Katja Adler

Interview mit dem Usinger Anzeiger: "Nicht von Angst leiten lassen"

 

Hochtaunuskreis. Katja Adler sitzt seit der vergangenen Bundestagswahl für den Wahlkreis 176 - Hochtaunus im deutschen Parlament. Die 47-jährige FDP-Abgeordnete aus Oberursel ist Teil der regierenden Ampelkoalition - und hatte sich, wie ihre Kolleginnen und Kollegen, nach dem Abflauen der Coronavirus-Pandemie sicher einiges vorgekommen. Doch dann kam der Krieg in der Ukraine - und mit ihm Politik im Krisenzustand. Im Interview spricht die zweifache Mutter darüber, wie es sich anfühlt, in Kriegszeiten Entscheidungen treffen zu müssen, welche Rolle Angst dabei spielt, und wie sie sich im politischen Berlin eingelebt hat.

Frau Adler, wie fühlen Sie sich, wenn Sie als Bundestagsabgeordnete plötzlich über Themen rund um einen Krieg in Europa befinden müssen?

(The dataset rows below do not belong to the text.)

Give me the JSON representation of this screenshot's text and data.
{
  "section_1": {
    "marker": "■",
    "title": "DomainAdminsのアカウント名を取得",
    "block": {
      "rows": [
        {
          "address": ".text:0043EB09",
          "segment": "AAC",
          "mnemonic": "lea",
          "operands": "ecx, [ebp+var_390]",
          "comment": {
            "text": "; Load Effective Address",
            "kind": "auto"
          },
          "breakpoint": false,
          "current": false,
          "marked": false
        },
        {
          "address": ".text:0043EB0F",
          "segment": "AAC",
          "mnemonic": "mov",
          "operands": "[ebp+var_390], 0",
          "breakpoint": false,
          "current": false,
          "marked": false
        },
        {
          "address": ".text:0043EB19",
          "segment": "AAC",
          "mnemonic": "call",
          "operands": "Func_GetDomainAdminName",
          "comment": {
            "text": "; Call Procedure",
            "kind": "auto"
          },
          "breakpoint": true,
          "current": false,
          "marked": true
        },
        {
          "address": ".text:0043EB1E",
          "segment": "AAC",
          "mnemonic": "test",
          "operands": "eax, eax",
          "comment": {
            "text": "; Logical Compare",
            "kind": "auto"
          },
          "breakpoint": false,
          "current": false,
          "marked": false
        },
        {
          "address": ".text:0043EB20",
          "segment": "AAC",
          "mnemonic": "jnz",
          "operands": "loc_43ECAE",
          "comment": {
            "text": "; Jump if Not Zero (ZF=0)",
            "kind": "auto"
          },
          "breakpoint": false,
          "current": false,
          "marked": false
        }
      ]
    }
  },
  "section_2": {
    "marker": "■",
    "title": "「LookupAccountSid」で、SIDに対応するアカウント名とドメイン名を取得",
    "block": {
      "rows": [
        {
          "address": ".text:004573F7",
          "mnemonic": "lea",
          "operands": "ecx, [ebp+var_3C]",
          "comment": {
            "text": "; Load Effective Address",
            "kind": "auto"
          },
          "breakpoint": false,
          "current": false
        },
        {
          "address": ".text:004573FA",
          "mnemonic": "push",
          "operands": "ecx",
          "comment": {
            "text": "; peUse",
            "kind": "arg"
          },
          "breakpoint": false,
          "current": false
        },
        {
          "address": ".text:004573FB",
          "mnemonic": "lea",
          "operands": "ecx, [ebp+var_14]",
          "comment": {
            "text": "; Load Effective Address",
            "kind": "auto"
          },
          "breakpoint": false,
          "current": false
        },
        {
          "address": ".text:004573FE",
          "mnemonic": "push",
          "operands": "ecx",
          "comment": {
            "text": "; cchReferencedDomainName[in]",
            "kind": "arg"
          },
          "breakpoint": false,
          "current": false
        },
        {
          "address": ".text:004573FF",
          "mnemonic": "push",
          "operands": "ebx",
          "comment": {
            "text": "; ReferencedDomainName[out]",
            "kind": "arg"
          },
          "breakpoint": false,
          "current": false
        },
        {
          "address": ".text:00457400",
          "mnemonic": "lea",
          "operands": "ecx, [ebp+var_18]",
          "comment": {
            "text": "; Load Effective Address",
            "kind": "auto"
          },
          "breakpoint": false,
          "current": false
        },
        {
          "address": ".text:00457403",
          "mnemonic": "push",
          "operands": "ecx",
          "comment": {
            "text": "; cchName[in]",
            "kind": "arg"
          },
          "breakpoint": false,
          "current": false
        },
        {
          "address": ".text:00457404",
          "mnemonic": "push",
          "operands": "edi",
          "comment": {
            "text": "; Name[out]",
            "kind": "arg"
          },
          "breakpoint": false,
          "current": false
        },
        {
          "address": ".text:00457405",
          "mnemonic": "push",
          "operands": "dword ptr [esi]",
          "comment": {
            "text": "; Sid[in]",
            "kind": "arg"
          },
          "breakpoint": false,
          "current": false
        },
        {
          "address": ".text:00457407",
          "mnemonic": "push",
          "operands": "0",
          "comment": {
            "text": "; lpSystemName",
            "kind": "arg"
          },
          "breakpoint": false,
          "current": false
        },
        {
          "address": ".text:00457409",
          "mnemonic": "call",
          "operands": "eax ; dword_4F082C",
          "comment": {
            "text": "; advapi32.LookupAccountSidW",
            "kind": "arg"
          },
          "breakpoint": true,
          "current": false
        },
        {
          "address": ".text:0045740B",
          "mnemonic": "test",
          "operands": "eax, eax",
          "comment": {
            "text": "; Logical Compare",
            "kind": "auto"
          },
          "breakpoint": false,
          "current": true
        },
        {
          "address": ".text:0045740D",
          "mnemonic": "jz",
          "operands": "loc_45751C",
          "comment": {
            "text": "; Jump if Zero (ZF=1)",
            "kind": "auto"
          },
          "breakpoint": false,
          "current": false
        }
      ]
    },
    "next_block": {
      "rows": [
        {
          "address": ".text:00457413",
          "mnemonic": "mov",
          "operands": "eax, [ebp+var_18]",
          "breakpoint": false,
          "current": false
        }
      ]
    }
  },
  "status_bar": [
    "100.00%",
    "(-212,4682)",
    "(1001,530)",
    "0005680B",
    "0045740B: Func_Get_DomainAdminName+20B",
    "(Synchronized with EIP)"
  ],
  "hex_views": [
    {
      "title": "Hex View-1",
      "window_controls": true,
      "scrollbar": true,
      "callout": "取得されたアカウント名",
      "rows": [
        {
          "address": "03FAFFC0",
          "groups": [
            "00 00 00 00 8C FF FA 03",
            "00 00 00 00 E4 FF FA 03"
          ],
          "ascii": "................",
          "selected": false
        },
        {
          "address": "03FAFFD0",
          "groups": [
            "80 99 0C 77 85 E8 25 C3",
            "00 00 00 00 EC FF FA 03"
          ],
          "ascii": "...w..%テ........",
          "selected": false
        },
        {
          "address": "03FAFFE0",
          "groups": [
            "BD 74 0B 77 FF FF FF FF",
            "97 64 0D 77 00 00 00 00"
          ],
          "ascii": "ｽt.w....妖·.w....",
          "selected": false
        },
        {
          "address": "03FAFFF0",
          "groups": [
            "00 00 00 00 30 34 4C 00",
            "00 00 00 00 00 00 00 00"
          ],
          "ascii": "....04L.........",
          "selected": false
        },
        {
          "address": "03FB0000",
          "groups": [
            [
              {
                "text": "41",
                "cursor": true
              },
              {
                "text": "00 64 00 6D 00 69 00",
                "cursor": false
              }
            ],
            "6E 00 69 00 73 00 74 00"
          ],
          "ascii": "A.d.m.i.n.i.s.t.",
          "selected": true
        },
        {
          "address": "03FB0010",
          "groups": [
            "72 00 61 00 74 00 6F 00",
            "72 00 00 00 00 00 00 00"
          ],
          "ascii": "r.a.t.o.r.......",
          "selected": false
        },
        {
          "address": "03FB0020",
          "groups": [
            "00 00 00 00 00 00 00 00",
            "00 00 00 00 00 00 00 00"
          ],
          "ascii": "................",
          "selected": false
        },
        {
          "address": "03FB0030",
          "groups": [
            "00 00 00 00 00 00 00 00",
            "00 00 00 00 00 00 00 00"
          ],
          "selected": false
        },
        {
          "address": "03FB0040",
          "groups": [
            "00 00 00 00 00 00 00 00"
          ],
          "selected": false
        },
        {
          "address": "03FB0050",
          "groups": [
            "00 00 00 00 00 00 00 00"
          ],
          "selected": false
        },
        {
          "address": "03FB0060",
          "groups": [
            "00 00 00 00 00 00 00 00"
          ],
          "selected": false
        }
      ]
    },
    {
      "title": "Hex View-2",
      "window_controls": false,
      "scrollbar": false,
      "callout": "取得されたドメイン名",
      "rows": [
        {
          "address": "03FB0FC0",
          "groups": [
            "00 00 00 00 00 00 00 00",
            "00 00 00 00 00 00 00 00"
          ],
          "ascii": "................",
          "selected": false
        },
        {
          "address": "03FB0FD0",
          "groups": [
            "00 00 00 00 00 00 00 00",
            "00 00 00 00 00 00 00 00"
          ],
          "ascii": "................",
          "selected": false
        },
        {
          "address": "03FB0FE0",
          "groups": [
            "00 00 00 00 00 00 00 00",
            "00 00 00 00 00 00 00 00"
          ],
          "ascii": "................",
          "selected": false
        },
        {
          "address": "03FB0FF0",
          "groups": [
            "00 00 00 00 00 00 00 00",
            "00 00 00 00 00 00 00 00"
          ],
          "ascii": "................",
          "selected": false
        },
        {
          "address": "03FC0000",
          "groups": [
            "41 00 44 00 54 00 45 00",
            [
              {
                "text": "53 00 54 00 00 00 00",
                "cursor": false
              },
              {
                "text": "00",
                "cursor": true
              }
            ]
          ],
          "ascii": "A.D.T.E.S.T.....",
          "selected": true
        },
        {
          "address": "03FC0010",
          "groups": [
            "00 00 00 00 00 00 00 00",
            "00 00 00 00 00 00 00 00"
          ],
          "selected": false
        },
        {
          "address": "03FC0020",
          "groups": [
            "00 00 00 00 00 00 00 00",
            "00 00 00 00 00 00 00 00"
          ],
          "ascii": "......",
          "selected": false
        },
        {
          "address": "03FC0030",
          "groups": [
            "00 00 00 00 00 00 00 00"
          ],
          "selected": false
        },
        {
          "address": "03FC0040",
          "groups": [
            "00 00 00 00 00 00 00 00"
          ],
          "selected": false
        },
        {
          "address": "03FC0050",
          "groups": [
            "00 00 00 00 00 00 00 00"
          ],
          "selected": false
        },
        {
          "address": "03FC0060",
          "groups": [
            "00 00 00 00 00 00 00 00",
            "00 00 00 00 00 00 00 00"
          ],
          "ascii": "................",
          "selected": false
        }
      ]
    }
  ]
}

Auch wenn es komisch klingt: Ich bin dankbar für die Chance, in der aktuellen Situation etwas tun zu können. Ich habe viele Menschen erlebt, die sich vor dem Hintergrund des Krieges - gerade am Anfang - hilflos gefühlt haben. Das hatte ich nicht, weil ich aktiv sein konnte, auch wenn die einzelnen Entscheidungen natürlich sehr schwer sind.

Als Abgeordnete mit einem Schwerpunkt auf Europa- und Familienpolitik sind Ihre Themen aber von außen betrachtet stark in den Hintergrund getreten. Wie gehen Sie damit um?

Ich bin zur Wahl angetreten, weil ich weiß, dass ich etwas ändern will und auch Dinge voranbringen kann. Vor allem vor dem Hintergrund der Corona-Krise ist mir persönlich die Ausgestaltung des Freiheitsbegriffes wichtig. Natürlich wurde der Krieg mit dem Angriff in den Vordergrund gespült - und das auch zu Recht. Ich habe ehrlicherweise nicht damit gerechnet, dass ein Krieg in Europa überhaupt noch einmal ausbrechen könnte. Vor allem vor dem Hintergrund, dass sich Deutschland gemeinsam mit seinen Partnern jahrzehntelang für den Frieden eingesetzt hat. Vielleicht habe ich mich wie viele andere zu sicher gefühlt. In jedem Fall musste ich kurz innehalten, weil mich die Nachrichten geschockt habenen. Aber wir haben noch viele weitere Themen auf der Agenda, die wir nicht vernachlässigen dürfen.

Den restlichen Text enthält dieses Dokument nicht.